Dan tidaklah Kami mengutus kamu melainkan untuk (menjadi) rahmat bagi semesta alam. [QS. Al-Anbiyaa' : 107]


Dan Kami tidak mengutus kamu, melainkan kepada ummat manusia seluruhnya, sebagai pembawa berita gembira dan sebagai pemberi peringatan, tetapi kebanyakan manusia tidak mengetahui. [QS. Saba' : 28]


Sesungguhnya telah datang kepadamu cahaya dari Allah dan kitab yang menerangkan. Dengan kitab itulah Allah menunjuki orang-orang yang mengikuti keridlaan-Nya ke jalan keselamatan dan (dengan kitab itu pula) Allah mengeluarkan orang-orang itu dari gelap-gulita kepada cahaya yang terang benderang dengan seidzin-Nya dan menunjuki mereka ke jalan yang lurus. [QS. Al-Maaidah : 15-16]


Sungguh Allah telah memberi kenikmatan kepada orang-orang mukmin ketika Allah mengutus di kalangan mereka seorang rasul dari golongan mereka sendiri, yang membacakan kepada mereka ayat-ayat Allah membersihkan (jiwa) mereka, dan mengajarkan kepada mereka Al-Kitab dan Al-Hikmah. Dan sesungguhnya sebelum (kedatangan Nabi) itu, mereka benar-benar dalam kesesatan yang nyata. [QS. Ali Imran : 164]

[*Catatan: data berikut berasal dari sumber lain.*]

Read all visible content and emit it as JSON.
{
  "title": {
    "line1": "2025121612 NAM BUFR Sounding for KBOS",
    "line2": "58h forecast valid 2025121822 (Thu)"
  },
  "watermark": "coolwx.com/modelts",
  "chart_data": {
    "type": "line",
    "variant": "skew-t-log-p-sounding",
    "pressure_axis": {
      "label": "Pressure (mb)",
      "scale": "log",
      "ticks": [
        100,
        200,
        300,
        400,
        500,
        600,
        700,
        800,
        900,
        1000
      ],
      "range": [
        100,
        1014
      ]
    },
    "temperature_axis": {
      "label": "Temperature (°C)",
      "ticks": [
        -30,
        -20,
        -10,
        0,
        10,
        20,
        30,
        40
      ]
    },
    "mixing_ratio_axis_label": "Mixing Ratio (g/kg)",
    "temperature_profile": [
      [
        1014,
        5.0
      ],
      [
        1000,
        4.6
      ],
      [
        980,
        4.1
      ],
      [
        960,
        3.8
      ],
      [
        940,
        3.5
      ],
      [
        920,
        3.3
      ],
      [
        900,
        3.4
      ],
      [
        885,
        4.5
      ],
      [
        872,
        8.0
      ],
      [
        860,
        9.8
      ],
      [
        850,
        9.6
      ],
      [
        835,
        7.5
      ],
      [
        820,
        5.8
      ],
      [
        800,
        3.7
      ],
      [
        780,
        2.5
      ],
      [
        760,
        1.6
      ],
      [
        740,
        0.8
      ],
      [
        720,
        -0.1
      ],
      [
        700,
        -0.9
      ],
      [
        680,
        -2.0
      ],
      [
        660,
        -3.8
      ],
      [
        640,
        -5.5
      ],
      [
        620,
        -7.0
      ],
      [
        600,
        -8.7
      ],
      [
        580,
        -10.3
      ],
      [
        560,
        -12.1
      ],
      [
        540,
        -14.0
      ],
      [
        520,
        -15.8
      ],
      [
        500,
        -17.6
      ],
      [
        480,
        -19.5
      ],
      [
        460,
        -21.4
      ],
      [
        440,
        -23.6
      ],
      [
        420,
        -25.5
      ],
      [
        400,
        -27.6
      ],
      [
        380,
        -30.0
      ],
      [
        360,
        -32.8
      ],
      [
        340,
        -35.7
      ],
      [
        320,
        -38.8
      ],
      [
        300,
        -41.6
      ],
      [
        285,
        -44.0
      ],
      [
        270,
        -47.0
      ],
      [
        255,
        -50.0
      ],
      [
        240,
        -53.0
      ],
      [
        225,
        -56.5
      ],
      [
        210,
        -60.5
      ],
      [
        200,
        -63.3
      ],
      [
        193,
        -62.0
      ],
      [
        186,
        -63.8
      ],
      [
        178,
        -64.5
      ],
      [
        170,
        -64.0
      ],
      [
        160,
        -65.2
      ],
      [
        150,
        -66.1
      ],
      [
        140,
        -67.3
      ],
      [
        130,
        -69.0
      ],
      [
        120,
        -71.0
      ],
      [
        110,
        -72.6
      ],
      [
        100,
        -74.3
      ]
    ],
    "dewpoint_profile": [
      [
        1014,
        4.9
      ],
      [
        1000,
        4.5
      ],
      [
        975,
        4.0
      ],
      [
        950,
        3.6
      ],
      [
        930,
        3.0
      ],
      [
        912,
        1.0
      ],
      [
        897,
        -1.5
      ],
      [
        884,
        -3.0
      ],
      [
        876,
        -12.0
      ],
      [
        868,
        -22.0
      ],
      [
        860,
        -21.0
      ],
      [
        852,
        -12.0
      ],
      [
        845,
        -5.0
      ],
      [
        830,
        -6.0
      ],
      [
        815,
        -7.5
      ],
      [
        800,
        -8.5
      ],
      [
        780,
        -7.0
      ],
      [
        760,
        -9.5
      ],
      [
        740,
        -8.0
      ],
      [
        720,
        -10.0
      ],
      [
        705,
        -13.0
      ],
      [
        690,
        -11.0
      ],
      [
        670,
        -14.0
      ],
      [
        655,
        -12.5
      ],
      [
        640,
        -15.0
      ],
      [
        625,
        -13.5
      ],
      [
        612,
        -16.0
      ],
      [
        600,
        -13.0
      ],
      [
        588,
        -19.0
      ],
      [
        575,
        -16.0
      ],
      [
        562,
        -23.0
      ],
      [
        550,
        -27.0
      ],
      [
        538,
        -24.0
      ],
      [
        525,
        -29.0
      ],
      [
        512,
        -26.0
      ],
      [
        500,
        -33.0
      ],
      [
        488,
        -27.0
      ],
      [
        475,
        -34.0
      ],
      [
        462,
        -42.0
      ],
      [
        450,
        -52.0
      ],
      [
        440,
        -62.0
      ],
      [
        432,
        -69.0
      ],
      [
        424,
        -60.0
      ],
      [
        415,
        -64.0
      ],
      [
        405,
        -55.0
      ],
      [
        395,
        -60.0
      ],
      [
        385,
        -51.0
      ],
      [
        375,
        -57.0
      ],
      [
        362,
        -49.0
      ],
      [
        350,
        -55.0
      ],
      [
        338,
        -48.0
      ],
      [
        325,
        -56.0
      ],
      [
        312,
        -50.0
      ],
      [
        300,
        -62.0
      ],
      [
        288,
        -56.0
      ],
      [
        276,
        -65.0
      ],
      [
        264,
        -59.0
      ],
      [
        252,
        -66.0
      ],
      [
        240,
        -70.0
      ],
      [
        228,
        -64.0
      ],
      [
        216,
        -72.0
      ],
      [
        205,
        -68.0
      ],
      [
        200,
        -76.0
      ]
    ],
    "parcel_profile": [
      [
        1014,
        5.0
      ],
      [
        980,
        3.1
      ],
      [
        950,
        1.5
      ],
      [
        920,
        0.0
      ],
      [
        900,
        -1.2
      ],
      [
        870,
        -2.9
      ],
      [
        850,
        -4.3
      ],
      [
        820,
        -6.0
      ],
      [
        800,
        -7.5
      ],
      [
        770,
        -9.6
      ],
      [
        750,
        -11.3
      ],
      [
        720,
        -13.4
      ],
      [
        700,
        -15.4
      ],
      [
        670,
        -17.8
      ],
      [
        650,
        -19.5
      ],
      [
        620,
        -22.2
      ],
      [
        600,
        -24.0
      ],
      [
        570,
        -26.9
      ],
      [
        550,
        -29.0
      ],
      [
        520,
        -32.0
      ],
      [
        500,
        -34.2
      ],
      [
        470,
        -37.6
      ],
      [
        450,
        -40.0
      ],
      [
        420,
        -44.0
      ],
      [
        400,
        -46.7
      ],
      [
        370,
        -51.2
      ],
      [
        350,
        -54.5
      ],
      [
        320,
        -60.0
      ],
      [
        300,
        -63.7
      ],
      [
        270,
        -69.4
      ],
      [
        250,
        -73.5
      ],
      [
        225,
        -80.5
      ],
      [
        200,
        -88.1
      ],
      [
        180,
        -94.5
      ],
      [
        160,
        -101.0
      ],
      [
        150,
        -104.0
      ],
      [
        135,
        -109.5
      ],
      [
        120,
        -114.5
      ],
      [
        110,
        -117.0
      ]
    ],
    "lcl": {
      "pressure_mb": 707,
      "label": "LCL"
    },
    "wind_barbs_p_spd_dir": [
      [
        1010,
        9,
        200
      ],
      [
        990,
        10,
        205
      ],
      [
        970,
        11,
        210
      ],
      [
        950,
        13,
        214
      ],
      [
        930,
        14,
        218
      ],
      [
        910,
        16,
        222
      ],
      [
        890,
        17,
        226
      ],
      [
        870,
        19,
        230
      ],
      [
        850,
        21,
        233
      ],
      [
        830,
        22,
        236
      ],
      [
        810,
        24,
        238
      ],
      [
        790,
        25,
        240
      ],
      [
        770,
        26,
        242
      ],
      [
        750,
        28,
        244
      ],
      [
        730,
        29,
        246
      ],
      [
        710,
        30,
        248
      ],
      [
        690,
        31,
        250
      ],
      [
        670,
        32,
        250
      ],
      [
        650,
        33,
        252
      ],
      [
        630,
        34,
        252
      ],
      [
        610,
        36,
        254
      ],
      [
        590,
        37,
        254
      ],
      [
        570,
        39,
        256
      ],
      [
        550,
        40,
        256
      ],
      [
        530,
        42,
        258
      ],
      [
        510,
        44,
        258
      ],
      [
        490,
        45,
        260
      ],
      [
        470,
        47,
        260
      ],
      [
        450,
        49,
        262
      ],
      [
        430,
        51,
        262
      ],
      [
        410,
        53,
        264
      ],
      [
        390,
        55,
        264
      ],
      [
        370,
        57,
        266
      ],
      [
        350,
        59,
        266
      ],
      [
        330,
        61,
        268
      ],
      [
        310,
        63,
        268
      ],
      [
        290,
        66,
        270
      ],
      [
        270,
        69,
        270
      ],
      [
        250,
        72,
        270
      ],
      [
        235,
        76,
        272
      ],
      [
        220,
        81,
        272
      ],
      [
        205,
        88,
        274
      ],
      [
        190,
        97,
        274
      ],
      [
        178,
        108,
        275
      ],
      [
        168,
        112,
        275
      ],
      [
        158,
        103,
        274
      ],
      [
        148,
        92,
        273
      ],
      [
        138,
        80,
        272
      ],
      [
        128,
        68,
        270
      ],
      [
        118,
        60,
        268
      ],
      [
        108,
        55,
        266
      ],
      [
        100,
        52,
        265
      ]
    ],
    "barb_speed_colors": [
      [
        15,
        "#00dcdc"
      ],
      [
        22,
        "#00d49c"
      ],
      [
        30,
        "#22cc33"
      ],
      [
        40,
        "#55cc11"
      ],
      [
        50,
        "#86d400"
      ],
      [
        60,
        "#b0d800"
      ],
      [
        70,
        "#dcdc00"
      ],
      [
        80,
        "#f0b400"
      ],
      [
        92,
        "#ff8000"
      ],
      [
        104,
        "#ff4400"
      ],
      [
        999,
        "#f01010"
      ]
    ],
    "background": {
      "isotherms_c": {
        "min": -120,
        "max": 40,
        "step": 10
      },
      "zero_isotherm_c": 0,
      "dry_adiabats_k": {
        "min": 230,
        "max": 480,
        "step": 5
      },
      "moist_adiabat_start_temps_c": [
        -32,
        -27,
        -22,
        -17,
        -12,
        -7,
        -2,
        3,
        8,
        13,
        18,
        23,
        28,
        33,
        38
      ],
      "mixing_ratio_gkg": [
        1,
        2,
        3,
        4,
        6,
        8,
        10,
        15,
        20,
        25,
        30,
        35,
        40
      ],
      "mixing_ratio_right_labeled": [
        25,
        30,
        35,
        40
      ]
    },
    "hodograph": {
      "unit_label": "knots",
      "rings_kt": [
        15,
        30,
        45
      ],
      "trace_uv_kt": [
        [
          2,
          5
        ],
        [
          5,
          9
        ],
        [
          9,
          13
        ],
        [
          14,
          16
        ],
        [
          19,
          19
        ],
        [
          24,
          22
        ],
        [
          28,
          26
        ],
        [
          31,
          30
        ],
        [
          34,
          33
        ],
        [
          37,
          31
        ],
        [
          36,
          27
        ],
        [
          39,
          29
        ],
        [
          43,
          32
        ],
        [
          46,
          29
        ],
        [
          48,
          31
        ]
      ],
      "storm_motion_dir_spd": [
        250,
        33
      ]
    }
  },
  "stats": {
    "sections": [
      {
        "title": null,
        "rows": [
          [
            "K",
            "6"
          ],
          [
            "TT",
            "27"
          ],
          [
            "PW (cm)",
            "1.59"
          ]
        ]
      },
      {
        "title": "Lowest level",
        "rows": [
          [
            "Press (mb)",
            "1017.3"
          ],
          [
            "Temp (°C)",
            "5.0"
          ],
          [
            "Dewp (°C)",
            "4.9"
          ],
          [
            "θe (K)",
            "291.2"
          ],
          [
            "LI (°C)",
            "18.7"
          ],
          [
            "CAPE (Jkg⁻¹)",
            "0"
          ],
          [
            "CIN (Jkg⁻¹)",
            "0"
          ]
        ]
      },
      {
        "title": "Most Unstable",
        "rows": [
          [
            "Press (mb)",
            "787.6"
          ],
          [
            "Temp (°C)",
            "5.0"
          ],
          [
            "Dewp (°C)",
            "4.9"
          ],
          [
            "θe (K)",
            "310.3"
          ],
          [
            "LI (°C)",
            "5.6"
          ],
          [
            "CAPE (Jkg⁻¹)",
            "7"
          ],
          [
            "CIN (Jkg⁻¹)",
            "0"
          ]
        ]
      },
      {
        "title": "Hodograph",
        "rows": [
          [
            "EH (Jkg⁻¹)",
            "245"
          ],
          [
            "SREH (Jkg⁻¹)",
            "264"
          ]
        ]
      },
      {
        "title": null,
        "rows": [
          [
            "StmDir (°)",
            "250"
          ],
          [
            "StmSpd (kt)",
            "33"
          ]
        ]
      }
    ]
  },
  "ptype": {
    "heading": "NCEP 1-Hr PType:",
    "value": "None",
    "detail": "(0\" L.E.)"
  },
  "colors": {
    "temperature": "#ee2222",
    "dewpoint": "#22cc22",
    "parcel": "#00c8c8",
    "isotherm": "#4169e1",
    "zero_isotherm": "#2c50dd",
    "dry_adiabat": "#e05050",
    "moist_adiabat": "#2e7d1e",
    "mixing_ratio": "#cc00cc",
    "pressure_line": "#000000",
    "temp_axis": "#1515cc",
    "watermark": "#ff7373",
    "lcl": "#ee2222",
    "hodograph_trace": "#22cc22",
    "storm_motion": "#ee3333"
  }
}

Dari ayat-ayat tersebut dan masih banyak lagi ayat-ayat yang lain, menerangkan bahwa Nabi Muhammad SAW dan Islam yang diserukannya, benar-benar membawa rahmat di alam semesta ini, dan mengeluarkan manusia dari gelap-gulita (tanpa mengetahui tujuan hidup), ke alam yang terang-benderang, sehingga mengetahui jalan yang lurus yang membebaskan dirinya dari kesesatan menuju jalan yang menyelamatkan hidupnya di dunia dan di akhirat kelak.

Bahkan sebelum Nabi menyerukan Islam, manusia selalu dalam kekacauan dan permusuhan, sebagaimana peringatan Allah dalam surat Ali Imran : 103


Dan ingatlah akan nikmat Allah kepadamu, ketika kamu dahulu (masa jahiliyah) bermusuh-musuhan, maka Allah mempersatukan hatimu, lalu menjadilah kamu karena nikmat Allah orang-orang yang bersaudara … [QS. Ali Imran 103]

Oleh karena itu seharusnyalah manusia bersyukur kepada Allah atas diutusnya Nabi Muhammad SAW membawa dinul Islam ini. Karena hanya dengan Islamlah manusia di dunia ini dapat hidup rukun, damai dan saling menebarkan kasih sayang. Dengan mengabaikan Islam, maka dunia akan kacau-balau, terorisme timbul di mana-mana seperti sekarang ini.

Agama Islam yang suci ini dibawa oleh Rasulullah yang mempunyai kepribadian yang suci pula, serta memiliki akhlaqul karimah dan sifat-sifat yang terpuji, sebagaimana dijelaskan oleh ayat-ayat Al-Qur’an dan hadits Nabi, antara lain :


Maka disebabkan rahmat dari Allah lah kamu berlaku lemah-lembut terhadap mereka. Sekiranya kamu bersikap keras lagi berhati kasar, tentulah mereka menjauhkan diri dari sekelilingmu. [QS. Ali Imran : 159]


Sesungguhnya telah datang kepadamu seorang rasul dari kaummu sendiri, berat terasa olehnya penderitaanmu, sangat menginginkan (keimanan dan keselamatan) bagimu, amat belas kasihan lagi penyayang terhadap orang-orang mukmin. [QS. At-Taubah : 128]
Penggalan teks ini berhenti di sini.